Das hat nichts mit den sonst in Ägypten üblichen Anbaumethoden zu tun. Die meisten Betriebe nutzen zur Bewässerung ihrer Felder systematisch die Fluten des Nils. Dabei werden die Anbauflächen unkontrolliert geflutet, wobei durch Abfließen und Verdampfen unglaubliche Wassermengen verloren gehen. Wenn das Wasser dann wieder zurück in den Fluss kommt, ist es meist mit Düngemitteln kontaminiert. Für Farris Farrag war klar: Das wasserarme Ägypten braucht effizientere Bewässerungssysteme. Er wollte den ersten Aquaponik-Betrieb Ägyptens gründen und das auch noch mitten in der Wüste.

„Dafür braucht man kein fruchtbares Kulturland", meint er. „Wenn ich neue Flächen aussuche, dann nehme ich meist einen Flecken Land, den sonst keiner will." Und so entschied er sich für ein Gelände in Sheikh Zayed, direkt neben einem großen Einkaufszentrum.

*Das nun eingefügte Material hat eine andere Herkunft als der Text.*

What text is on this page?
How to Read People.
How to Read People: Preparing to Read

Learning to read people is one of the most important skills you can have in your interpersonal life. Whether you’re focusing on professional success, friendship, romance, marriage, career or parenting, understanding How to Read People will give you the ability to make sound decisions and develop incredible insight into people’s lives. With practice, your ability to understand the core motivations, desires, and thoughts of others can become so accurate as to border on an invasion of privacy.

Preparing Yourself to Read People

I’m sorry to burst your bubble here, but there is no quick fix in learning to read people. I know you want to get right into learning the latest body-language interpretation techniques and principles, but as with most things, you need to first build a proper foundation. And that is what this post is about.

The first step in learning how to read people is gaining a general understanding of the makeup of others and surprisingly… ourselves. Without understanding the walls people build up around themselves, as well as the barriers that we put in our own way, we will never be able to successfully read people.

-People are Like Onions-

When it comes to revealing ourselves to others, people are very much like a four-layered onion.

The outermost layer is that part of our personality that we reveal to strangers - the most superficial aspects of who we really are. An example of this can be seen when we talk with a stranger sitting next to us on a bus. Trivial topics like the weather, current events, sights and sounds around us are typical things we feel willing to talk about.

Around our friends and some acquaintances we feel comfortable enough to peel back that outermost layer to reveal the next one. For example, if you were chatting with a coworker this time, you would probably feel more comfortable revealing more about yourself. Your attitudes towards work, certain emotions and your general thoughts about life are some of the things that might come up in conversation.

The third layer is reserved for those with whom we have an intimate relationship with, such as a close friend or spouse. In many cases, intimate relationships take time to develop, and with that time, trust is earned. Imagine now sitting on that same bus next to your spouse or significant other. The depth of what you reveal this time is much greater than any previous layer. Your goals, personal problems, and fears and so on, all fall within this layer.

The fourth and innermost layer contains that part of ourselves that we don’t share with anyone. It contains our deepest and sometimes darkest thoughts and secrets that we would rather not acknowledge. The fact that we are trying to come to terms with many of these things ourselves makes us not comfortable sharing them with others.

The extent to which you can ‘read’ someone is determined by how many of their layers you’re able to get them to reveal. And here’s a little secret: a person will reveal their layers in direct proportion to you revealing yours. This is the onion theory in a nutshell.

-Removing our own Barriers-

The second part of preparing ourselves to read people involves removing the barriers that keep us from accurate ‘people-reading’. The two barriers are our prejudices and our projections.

Ein gottverlassenes Stück Land, außer ein paar Olivenbäumen wächst hier nichts. Er baute seine Fischtanks und die Pflanzenbehälter auf und so begann 2012 sein Abenteuer. Bustan, so der Name seines neuen Projekts, heißt auf Arabisch „Obstgarten". Vier Jahre später wachsen hier verschiedene Salatsorten, Gemüse und Schwärme von Nil-Tilapien schwimmen durch die Becken.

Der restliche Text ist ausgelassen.